The Round-Up Three Elections Gunman Referendum

The World in a Flash

The Round-Up this week gives you a brief glance at the news dominating headlines around the world. From political tensions in the United Kingdom to France’s Presidential Elections to US Cabinet scandals and much more!


Jeff Sessions latest in Russian Ties Drama

Attorney General Jeff Sessions is the latest member of Trump’s administration to be dogged by questions regarding his relationship with Russian officials. He has been accused of perjury during his Senate hearing when he lied about having had contact with anyone connected to the Russian government with regard last year’s elections. Sergei Kislyak, winner of most-distanced-from-individual 2016/17 and Russia’s ambassador to the US, is at the heart of this newest controversy which is making waves mainly because senators and members of congress keep blatantly lying about their contact with him. Trump’s already come out and said that he has total confidence in Sessions and does not believe the AG should recuse himself from the FBI’s investigation.



Brexit Bill Hits Another Roadblock

As the Uk Government forges ahead with Brexit, the Bill to trigger Article 50 has hit another roadblock, this time in the House of Lords. Peers in the upper chamber backed an amendment to guarantee the rights of EU citizens living in the UK including terms of healthcare and pensions. This has caused tensions between the two houses, and No 10 Downing Street which is convinced on passing the Bill as is. Although the government has said they would work to preserve the rights of EU citizens, there is no explicit guarantee which is what the Lords were seeking to ensure. Rumours have spread amuck as to what the government might do including abolishing the upper chamber, but this has been firmly squashed by Theresa May’s government. Instead, they praised the House of Lords of contributing vigorously to the debate. It is unclear if the amendment will be accepted by the House of Commons.

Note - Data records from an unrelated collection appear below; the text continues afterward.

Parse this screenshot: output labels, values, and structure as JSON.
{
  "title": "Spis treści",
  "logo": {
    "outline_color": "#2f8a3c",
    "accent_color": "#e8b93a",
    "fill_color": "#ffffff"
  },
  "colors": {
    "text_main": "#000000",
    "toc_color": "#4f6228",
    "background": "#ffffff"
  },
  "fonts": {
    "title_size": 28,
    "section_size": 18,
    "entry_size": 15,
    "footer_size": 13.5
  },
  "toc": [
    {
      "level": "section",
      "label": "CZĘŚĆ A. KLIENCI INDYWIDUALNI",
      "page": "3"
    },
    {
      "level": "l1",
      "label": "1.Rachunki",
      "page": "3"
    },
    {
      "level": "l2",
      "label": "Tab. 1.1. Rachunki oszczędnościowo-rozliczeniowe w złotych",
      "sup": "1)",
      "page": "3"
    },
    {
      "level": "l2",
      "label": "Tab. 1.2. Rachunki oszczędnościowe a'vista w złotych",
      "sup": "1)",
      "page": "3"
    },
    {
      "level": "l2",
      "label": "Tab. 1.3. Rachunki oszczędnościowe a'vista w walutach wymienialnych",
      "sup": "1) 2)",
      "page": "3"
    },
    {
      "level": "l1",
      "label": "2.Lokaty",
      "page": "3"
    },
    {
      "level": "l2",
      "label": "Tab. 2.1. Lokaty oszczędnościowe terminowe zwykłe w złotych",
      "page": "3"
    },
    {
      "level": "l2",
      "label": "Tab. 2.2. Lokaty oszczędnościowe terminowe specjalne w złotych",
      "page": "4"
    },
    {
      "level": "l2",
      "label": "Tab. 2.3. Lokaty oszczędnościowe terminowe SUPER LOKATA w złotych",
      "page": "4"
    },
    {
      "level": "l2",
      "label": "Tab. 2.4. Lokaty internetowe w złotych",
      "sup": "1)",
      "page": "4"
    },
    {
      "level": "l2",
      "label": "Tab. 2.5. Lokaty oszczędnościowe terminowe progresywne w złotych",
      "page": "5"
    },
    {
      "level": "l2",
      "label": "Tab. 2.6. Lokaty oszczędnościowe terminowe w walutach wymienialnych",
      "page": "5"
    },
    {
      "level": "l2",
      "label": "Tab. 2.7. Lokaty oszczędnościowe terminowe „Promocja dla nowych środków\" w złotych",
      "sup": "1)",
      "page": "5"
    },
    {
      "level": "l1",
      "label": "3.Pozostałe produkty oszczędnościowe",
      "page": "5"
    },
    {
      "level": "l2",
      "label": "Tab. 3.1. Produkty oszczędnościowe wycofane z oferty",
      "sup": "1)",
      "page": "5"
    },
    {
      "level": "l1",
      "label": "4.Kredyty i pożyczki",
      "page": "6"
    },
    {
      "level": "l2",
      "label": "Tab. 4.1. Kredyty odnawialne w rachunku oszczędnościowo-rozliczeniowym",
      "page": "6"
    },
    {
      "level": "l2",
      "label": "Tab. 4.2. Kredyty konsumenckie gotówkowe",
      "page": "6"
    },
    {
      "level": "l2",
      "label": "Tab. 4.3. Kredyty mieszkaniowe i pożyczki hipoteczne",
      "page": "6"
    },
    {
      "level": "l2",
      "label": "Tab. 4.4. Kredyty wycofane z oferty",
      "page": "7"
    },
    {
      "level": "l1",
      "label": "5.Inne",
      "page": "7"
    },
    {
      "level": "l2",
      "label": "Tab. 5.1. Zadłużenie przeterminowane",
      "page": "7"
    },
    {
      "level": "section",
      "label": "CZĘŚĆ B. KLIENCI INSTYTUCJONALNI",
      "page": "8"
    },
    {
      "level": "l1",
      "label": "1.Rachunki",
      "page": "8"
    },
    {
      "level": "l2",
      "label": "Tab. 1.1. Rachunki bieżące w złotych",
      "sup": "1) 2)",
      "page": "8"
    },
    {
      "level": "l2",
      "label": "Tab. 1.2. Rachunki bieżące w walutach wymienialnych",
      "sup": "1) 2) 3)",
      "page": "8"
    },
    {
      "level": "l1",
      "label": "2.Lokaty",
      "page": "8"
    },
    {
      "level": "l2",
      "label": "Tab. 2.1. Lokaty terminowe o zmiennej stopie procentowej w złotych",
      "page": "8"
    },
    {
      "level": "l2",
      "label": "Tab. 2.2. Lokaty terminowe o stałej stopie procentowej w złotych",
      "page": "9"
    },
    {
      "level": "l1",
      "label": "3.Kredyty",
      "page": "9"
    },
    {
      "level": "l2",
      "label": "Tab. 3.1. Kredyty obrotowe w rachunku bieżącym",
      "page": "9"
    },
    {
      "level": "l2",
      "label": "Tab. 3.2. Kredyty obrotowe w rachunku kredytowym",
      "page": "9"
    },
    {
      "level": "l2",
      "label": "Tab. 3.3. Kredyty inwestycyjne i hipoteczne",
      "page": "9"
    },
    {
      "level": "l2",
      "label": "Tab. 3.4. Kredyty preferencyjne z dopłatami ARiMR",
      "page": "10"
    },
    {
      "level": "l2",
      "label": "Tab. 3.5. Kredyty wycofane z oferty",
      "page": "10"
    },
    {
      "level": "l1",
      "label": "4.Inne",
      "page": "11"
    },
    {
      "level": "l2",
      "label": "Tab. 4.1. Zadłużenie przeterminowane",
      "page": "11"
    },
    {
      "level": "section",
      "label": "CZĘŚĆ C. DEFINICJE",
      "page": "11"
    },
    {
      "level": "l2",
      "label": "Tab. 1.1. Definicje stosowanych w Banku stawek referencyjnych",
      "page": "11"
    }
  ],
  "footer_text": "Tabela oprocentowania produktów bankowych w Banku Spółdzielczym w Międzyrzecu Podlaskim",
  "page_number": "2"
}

Sweden Brings Back Military Conscription

Sweden has brought back mandatory military service due to increasing concerns over Russian actions. It will be 4,000 men and women chosen from 13,000 people born in 1999. Those chosen will undergo a year of service after which they will be encouraged to join the military service full time or the reserves. The Russian annexation of Crimea and ‘the security change in the neighbourhood’ have worried Swedish MPs. This is part of a larger initiative to continue a strong alliance neighbouring countries. The strongest alliance is with Finland, another non-NATO member.


Macedonia’s President Throws Down on NATO & Ethnic Albanians

Macedonia’s President Gjorje Ivanov came under fire this week for refusing to allow the Social Democratic Union of Macedonia (SDSM), which won 49 seats in the recent parliamentary elections, to form a coalition government with the country’s largest Albanian party, the Democratic Union for Integration (DUI), which won 10 seats, after the SDSM agreed to adopt the “Tirana Platform,” at the request of the DUI. The ruling center-right VMRO-DPMNE party led by Nikola Gruevski won 51 seats, has agreed to support the SDSM government if they reject the “Tirana Platform.” Ivanov stated that the Platforms adoption would destabilize the country. The Platform is an Albanian-sponsored initiative, whose goal is to increase Tirana’s influence in Macedonia politics, or to ensure cultural support for the Macedonian Albanians who have traditionally be marginalised, depending on who you ask. Albanians make up roughly 25 per cent of Macedonia’s population. Specifically, the platform calls for the Albanian language to be granted official national status in Macedonia, as well as judicial reform, and membership in the EU and NATO. The EU Commissioner for European Neighbourhood Policy and Enlargement Negotiations, Johannes Hahn, called on the President to respect the results of the election, which Ivanov and the VMRO-DPMNE responded to with the expected hostility, telling the EU, Western countries, and NATO to stay out of Macedonian politics.


Mubarak Acquitted Over Charged Relating to 2011 Uprising

Former Egyptian President Hosni Mubarak has been acquitted of complicity in the killing of nearly 900 protesters during the 2011 uprising that ended his reign over the country. Since 2011, Mubarak was sentenced to death in 2012, had that overturned in 2014, and has spent most of his time in a military hospital. Mubarak, who is no 88 years old, was brought into court on a stretcher for this ruling.  Most of the charges that have been brought against Mubarak and members of his government have been dismissed. In this case, the court denied appeals by lawyers representing the victims to reopen civil trials meaning there is no remaining recourse in the form of trials or appeals for the victims.


Marine Le Pen Loses Her Parliamentary Immunity

Controversy perennially follows Marine Le Pen, and her Presidential campaign has taken another hit this week after the European Parliament has lifted her immunity from prosecution. Le Pen tweeted graphic images of ISIS violence in 2015. Potentially she may be charged with ‘publishing violent images’ which carries a possible fine of $79,650 and three years imprisonment. The request to remove immunity came after a request from the French judiciary. Le Pen has used this opportunity to cast the EU in a negative light, and expose its ‘agenda’ of stopping her candidacy. It will be interesting to see whether this helps her popularity, or hurts it. She is currently projected to win the first round of elections.